Authentic vulnerability starts with acknowledgment—acceptance and recognition of life as it is.  By embracing it, you can focus on learning, developing, growing, and improving.  By authentically embracing your vulnerability, you take things on as a challenge for developing, you can courageously face the facts and focus on how to identify and unleash potentials and improve the quality of your families, businesses, societies, and countries.

 

There’s nothing shameful about this.  Quite the opposite.  When you step up to become authentically vulnerable, you can take pride in being a mortal and vulnerable human being.  There’s nothing bad, humiliating, embarrassing, or wrong about this.  If you access those states about vulnerability, you have created the problem.  It’s your interpretation that creates this pseudo-problem.

 

You are probably expecting flawless perfection, ease, and constant success.  Expect that and you can feel bad, embarrassed, and ashamed when you discover that you are, in fact, a fallible and mortal human being!  What some people call “shame” is actually normal human experiences— noticing when you are unsure, feeling weak, feeling inadequate, etc.

 

Because embarrassment and shame are social emotions, they arise when you have set a social norm and then use it to measure your humanity.  Embarrassment and shame, at most, indicate a social norm has been violated.  Now you can speak the truth to yourself and others without shame.  You can acknowledge what is as part of the human condition.

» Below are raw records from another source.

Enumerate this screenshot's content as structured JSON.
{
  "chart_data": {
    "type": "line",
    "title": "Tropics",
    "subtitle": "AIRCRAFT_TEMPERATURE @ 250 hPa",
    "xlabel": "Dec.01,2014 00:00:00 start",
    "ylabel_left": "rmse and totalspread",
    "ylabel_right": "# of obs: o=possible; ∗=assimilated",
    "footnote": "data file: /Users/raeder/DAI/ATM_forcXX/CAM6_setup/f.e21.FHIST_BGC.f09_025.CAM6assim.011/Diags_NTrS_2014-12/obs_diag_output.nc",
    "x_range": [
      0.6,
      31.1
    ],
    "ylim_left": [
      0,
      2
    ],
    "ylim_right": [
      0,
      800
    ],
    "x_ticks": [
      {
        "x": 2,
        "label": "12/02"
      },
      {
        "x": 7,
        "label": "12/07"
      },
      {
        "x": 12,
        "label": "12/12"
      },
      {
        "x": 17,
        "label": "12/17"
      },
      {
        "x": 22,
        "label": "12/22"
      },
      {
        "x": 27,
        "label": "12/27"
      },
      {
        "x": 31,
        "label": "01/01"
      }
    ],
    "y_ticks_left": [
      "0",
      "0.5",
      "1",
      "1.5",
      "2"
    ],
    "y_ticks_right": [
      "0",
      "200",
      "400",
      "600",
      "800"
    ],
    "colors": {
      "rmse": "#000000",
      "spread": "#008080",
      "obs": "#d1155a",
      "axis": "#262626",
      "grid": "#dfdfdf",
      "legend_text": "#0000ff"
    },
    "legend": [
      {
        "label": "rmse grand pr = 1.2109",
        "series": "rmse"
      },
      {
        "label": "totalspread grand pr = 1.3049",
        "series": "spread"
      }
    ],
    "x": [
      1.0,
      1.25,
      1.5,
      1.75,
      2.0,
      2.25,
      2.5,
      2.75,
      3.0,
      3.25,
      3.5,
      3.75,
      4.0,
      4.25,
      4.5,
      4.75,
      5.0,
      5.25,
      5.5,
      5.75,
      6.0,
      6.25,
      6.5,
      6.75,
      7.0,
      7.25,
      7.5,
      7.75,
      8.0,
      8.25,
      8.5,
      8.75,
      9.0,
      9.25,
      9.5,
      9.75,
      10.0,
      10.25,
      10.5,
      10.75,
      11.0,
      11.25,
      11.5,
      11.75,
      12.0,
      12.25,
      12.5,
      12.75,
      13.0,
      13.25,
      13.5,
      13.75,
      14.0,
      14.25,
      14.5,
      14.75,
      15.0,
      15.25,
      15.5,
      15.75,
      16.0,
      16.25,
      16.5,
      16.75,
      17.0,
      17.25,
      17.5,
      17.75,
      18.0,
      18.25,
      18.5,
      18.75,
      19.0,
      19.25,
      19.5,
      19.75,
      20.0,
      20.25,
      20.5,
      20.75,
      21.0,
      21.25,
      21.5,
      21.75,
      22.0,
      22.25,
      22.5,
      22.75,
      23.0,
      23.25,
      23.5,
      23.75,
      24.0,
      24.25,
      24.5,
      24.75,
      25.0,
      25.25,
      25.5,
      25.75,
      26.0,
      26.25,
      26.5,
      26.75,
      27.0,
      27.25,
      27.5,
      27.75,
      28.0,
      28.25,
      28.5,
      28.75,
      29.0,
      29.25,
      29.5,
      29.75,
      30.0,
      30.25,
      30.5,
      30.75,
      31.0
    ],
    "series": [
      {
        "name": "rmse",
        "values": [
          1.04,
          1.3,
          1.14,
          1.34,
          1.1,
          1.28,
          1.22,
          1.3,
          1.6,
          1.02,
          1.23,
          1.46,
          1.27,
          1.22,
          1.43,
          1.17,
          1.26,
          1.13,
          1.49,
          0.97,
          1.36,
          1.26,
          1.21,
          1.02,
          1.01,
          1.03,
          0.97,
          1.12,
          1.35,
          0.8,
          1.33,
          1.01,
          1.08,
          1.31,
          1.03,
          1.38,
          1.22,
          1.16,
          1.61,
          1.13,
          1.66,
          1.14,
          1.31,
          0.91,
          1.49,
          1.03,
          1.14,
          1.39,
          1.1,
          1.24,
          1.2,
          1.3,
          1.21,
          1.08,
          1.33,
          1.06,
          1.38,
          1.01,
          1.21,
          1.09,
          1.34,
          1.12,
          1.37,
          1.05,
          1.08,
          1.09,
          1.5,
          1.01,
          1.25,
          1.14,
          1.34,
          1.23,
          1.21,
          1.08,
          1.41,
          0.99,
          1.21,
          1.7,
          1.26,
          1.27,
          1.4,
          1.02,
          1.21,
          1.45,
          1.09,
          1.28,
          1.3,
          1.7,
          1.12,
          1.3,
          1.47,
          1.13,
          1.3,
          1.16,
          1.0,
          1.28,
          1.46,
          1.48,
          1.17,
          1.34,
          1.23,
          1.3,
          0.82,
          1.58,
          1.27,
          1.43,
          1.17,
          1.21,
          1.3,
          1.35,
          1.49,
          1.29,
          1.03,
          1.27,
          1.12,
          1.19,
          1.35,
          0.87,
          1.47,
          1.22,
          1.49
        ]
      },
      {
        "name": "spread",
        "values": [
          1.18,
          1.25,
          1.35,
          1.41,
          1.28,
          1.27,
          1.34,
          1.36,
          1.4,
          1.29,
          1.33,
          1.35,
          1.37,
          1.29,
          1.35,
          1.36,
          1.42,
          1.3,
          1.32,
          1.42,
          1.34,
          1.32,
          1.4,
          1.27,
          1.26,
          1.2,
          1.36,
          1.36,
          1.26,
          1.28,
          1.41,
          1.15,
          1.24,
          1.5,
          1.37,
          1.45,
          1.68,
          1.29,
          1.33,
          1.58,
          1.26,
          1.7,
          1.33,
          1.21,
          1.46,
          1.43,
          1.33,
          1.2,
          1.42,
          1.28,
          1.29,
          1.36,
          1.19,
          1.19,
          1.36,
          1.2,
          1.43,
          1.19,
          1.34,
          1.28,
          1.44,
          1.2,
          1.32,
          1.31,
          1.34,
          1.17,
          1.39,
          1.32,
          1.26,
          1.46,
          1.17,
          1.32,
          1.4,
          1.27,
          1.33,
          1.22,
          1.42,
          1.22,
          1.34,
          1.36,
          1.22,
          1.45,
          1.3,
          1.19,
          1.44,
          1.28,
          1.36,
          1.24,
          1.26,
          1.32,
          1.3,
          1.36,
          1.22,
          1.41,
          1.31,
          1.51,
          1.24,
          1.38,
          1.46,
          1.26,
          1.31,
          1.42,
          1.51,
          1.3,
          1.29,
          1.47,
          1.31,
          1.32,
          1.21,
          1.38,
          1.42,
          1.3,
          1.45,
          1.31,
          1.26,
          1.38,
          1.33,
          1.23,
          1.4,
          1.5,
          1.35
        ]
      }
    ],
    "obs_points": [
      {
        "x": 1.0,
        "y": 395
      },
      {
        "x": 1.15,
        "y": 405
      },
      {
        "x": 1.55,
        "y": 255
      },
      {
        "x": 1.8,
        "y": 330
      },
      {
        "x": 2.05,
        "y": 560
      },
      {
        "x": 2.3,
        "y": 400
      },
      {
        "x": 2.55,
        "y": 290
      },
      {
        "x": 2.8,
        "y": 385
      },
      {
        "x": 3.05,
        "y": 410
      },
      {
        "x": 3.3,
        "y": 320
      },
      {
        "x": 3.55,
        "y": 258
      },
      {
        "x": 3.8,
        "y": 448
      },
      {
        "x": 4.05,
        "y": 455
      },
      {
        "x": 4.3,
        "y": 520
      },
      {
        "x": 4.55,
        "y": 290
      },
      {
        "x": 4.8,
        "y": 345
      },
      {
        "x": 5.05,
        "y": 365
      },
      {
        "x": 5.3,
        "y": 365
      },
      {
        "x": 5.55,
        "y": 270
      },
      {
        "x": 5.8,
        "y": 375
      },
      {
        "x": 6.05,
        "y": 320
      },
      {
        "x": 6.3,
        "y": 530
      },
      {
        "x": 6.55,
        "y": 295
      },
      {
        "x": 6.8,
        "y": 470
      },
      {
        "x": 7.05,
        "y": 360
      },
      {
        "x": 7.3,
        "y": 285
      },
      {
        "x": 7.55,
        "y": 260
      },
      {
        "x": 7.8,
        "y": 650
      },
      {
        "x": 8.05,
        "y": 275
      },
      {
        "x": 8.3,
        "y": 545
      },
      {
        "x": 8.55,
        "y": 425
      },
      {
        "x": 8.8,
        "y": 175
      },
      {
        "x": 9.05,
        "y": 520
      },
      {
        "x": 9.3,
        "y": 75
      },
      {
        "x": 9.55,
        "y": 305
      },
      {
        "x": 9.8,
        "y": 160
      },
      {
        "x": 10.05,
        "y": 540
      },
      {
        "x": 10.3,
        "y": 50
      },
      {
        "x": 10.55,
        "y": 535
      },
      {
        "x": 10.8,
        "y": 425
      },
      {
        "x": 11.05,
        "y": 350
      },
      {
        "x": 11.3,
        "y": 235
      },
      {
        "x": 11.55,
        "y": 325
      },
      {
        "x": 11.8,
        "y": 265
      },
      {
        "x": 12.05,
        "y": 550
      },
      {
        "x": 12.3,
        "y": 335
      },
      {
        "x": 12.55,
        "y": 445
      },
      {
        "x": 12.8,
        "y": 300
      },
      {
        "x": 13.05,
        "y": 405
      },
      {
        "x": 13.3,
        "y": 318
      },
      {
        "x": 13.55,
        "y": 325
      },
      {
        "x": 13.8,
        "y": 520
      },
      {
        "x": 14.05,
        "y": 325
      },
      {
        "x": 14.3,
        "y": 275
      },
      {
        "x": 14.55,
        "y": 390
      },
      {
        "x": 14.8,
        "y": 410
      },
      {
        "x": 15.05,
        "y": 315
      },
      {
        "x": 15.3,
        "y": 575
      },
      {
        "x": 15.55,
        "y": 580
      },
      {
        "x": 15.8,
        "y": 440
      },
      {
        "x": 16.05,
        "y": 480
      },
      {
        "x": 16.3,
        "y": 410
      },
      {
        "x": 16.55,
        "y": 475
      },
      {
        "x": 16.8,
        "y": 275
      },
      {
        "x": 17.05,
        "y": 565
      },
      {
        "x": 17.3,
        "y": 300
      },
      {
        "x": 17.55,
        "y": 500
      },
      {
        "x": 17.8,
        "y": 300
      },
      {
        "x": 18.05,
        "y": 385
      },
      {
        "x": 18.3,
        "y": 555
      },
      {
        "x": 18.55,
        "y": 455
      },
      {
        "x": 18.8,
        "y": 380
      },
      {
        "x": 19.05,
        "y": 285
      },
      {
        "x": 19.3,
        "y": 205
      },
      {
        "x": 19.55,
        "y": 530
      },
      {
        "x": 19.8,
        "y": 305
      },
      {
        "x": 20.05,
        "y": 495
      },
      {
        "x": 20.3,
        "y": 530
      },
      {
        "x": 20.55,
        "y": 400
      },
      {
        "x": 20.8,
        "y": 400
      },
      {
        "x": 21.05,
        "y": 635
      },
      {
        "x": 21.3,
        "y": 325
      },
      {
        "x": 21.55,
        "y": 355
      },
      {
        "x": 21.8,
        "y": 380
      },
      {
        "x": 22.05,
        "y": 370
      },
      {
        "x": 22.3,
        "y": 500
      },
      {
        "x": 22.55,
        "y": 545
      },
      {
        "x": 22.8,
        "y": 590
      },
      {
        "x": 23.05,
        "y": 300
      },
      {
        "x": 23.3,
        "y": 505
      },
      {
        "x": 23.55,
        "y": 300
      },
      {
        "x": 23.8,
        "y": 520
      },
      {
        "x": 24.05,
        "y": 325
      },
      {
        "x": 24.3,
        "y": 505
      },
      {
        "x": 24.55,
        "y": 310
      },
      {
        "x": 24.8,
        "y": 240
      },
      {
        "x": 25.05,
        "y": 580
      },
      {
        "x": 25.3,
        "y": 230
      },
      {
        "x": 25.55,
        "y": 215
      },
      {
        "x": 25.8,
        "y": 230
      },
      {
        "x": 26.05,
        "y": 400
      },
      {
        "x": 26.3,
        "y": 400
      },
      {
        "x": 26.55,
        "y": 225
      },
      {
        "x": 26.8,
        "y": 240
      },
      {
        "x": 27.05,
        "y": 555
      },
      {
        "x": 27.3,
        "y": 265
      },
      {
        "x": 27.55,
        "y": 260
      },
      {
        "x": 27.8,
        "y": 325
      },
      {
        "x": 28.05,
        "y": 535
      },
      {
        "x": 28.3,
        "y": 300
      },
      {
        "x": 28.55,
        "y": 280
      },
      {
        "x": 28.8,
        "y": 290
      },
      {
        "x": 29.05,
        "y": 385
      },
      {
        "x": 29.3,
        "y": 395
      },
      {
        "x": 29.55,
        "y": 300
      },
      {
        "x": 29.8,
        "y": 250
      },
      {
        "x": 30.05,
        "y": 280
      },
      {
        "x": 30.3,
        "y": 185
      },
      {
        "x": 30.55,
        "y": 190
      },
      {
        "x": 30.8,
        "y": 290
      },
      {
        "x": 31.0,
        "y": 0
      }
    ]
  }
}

“I’m going through a divorce right now”

“My son is in rehabilitation.”

“My uncle committed suicide.”

 

What then happens to the fear that others will think that you don’t have your stuff together?  What do you have to be ashamed of?  Or, what are you not proud of?  The challenge before you is to get real about these facets of the human experience, to get real about being a fallible and mortal human being.